Comm. SH, distr. S., dans une vallée latérale de la Wutach, entre le Staufenberg et le flanc ouest du Randen. Chef-lieu du district de S. jusqu'en 1999. 995 Sleitheim. Env. 250 hab. en 1530, 1468 en 1798, 2289 en 1836, 2476 en 1850, 1893 en 1900, 1529 en 1950, 1779 en 2000. Les vestiges d'habitat les plus anciens remontent au IIe s. av. J.-Chr., mais une occupation continue n'est attestée que depuis le haut Moyen-Age. S. se trouvait sur la voie romaine Zurzach-Hüfingen (Bade). La découverte la plus importante de l'époque romaine est le vicus de Iuliomagus. Une nécropole alamane a été mise au jour en 1867 près du cimetière actuel. Un habitat du haut Moyen Age a été partiellement étudié en 1992. Celui-ci, séparé de la nécropole par le Rachistelbach, se trouvait sur une terrasse dominant le Schleitheimerbach, au bord duquel le village de S. se développa plus tard. En 970, le duc de Souabe Burchard III fit don à l'abbaye de Reichenau de la seigneurie foncière et judiciaire de S. et Beggingen. Au bas Moyen Age, les seigneurs de Randegg-Neuenegg et les comtes de Lupfen se partageaient la basse justice inféodée par l'abbé. En 1438, l'hôpital du Saint-Esprit de Schaffhouse acquit la part des Neuenegg. En 1530, Schaffhouse obtint des comtes de Lupfen, par échange, les basse et haute justices, à l'exception de la partie occidentale de S., attribuée aux Lupfen en 1491 à la suite d'une décision arbitrale.
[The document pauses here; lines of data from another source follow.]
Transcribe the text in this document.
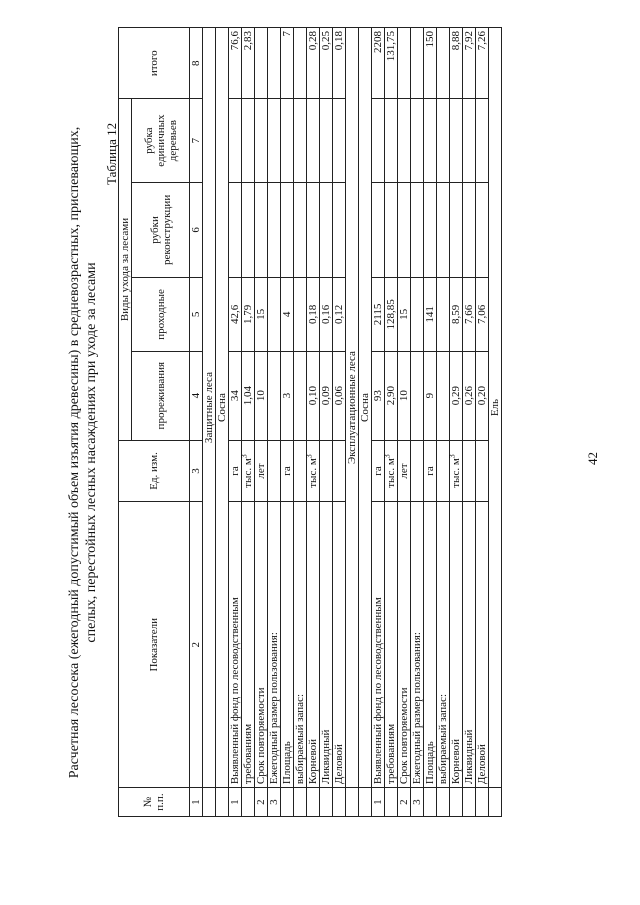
Расчетная лесосека (ежегодный допустимый объем изъятия древесины) в средневозрастных, приспевающих, спелых, перестойных лесных насаждениях при уходе за лесами
Таблица 12
№ п.п.	Показатели	Ед. изм.	Виды ухода за лесами				итого
			прореживания	проходные	рубки реконструкции	рубка единичных деревьев	
1	2	3	4	5	6	7	8
	Защитные леса						
	Сосна						
1	Выявленный фонд по лесоводственным	га	34	42,6			76,6
	требованиям	тыс. $м^3$	1,04	1,79			2,83
2	Срок повторяемости	лет	10	15			
3	Ежегодный размер пользования:						
	Площадь	га	3	4			7
	выбираемый запас:						
	Корневой	тыс. $м^3$	0,10	0,18			0,28
	Ликвидный		0,09	0,16			0,25
	Деловой		0,06	0,12			0,18
	Эксплуатационные леса						
	Сосна						
1	Выявленный фонд по лесоводственным	га	93	2115			2208
	требованиям	тыс. $м^3$	2,90	128,85			131,75
2	Срок повторяемости	лет	10	15			
3	Ежегодный размер пользования:						
	Площадь	га	9	141			150
	выбираемый запас:						
	Корневой	тыс. $м^3$	0,29	8,59			8,88
	Ликвидный		0,26	7,66			7,92
	Деловой		0,20	7,06			7,26
	Ель						
42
S. et Beggingen formèrent le bailliage schaffhousois de S. jusqu'en 1798. Le village subit de graves dommages en 1499 et 1633, lors des guerres de Souabe et de Trente Ans. Succédant aux comtes de Lupfen, le grand-duché de Bade exerça la haute justice sur Gatterholz et Westerholz, qui revint à S. en 1839, en échange de la haute juridiction sur Epfenhofen. Dès cette date, la Wutach marque la frontière avec l'Allemagne.

Une première église est mentionnée vers 600 et l'église Notre-Dame est citée dès 973. L'actuel temple protestant, œuvre de l'architecte cantonal Johann Christoph Bahnmaier, fut consacré en 1870. La cure était autrefois le siège administratif de l'abbaye de Reichenau. Beggingen fit partie de la paroisse jusqu'en 1643. En 1527, les anabaptistes suisses adoptèrent la confession de S. lors de la réunion qu'ils y tinrent.

Rattaché au district de Neunkirch en 1798, S. fut dès 1803 à la tête d'un district, d'un ressort judiciaire et d'une circonscription électorale (qui ne se recoupaient pas). Le ressort judiciaire, qui comprenait aussi Beggingen et Siblingen, exista jusqu'en 1999. S. fait partie de la circonscription électorale de Klettgau depuis 1951.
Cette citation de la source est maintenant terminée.